Listen to “Betty” by Taylor Swift
“Betty” has the markings of an early Taylor Swift anthem: plucky guitar and harmonica, vivid storytelling, a dramatic shift from the conditional (“If I just showed up at your party/Would you have me?”) to the present tense (“I showed up at your party/Will you have me?)” at the song’s climax. But folklore, Swift’s surprise new album, isn’t like anything she’s made before. The narratives she’s offered about what love looks and feels like are crumbling. Feelings and memories are expansive and obscured here, as if seen through a snowglobe. Swift’s usual poignant indignation is replaced with a more mundane sadness, an understanding that joy is inevitably interwoven with melancholy, love with loss.
“Betty,” a story of fraught young love, showcases the maturity and nuance that Swift has gained since she was a teenager herself. In the past, she has sung about regretting a breakup and unfairly blowing fights out of proportion. But “Betty” is the rare truly apologetic Swift song. It takes place in the height of the action, just after the narrator—referred to in passing as James but speculated to be a woman—has cheated on their high school sweetheart. This is a song about sitting with what you did, wondering if it is too late to fix it, and then stumbling, sloppily, towards accountability.

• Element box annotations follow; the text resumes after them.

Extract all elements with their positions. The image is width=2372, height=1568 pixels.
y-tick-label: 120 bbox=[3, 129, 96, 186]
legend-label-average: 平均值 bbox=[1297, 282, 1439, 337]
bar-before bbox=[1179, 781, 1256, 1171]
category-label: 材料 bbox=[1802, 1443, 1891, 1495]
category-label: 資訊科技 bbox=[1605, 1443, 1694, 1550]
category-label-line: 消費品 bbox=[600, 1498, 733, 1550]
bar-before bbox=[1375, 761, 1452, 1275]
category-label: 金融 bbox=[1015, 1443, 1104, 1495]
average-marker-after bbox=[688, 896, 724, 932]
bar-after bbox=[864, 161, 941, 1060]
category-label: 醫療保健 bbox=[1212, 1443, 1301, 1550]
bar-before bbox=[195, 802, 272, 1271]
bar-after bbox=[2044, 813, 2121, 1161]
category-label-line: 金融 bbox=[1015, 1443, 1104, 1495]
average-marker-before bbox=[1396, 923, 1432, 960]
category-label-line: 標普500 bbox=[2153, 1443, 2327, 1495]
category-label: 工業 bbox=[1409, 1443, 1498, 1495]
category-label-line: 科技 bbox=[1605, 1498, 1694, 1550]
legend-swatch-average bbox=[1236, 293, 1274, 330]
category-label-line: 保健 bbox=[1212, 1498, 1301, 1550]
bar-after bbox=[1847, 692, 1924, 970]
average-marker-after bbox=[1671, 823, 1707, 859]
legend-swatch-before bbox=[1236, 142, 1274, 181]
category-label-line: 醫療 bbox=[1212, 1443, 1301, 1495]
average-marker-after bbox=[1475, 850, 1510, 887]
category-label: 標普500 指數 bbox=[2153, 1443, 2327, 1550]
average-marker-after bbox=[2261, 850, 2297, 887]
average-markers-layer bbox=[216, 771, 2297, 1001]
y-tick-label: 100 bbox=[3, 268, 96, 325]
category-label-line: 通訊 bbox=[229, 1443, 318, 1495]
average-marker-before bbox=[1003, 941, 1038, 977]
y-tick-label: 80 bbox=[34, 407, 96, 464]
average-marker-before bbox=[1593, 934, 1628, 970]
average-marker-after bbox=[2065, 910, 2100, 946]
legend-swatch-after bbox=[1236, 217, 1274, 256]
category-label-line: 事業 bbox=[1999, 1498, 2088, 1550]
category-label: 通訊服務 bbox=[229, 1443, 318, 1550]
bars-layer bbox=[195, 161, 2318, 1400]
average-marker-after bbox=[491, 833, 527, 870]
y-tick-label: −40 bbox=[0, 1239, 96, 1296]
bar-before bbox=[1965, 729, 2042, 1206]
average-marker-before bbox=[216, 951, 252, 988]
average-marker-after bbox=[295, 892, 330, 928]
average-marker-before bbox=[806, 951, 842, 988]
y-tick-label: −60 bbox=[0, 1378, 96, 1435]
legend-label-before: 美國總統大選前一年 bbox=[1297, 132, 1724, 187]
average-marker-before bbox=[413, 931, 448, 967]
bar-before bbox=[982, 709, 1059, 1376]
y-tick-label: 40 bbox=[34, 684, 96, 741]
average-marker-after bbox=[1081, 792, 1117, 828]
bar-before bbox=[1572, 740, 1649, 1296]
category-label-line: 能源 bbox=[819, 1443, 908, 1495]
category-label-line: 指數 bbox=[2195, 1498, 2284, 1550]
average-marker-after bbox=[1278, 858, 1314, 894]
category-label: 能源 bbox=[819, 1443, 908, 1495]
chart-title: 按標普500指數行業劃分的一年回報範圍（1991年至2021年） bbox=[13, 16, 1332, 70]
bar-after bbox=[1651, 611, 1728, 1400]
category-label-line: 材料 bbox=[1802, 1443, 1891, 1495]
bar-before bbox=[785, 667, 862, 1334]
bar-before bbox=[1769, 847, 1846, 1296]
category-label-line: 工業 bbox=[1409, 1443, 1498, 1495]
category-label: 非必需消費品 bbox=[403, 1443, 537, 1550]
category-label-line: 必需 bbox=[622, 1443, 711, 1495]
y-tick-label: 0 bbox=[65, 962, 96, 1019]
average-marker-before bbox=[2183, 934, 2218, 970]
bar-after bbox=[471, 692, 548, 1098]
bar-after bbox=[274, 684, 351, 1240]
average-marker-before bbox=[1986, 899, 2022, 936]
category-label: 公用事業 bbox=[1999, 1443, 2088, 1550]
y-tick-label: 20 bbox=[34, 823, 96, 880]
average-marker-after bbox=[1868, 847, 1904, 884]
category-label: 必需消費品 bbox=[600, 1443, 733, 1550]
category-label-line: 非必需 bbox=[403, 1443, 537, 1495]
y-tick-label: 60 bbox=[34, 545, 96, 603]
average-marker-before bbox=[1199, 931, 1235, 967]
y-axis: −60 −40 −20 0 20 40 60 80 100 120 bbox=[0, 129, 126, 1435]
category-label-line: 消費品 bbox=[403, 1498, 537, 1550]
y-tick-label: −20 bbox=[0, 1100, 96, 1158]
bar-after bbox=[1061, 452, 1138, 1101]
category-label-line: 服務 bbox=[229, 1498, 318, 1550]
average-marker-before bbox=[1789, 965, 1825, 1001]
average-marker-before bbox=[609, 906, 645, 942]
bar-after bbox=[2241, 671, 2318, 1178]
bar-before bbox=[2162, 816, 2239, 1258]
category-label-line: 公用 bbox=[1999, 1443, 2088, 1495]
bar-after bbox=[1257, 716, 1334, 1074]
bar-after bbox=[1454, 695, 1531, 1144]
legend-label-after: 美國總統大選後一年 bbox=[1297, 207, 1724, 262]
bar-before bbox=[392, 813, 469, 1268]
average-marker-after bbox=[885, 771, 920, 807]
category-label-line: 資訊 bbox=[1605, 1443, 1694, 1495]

In typical Swift fashion, the songs and narratives on folklore weave together. References to a porch and a cardigan at the end of “Betty” echo the imagery in “Cardigan,” which seems to tell the same story from Betty’s perspective. The narrator of “Betty” searches for absolution in their naivety: “I’m only 17/I don’t know anything.” But recalling the same incident on “Cardigan,” Betty speaks with insight, suggesting that youth does not always make one so clueless: “I knew everything when I was young/I knew I’d curse you for the longest time.” By pairing the two songs together, Swift asks us to question our allegiances to any one narrator. She empathizes with the difficulty of apologizing even while she criticizes those who are oblivious to their power to hurt. Swift used to write as her own main character, a protagonist on a quest for a knight in shining armor. But on folklore, we see her disavow heroes and fairytales—and, implicitly, the heteronormative ideals they instill—for the more complicated daily work of acknowledging your own shortcomings and trying to heal.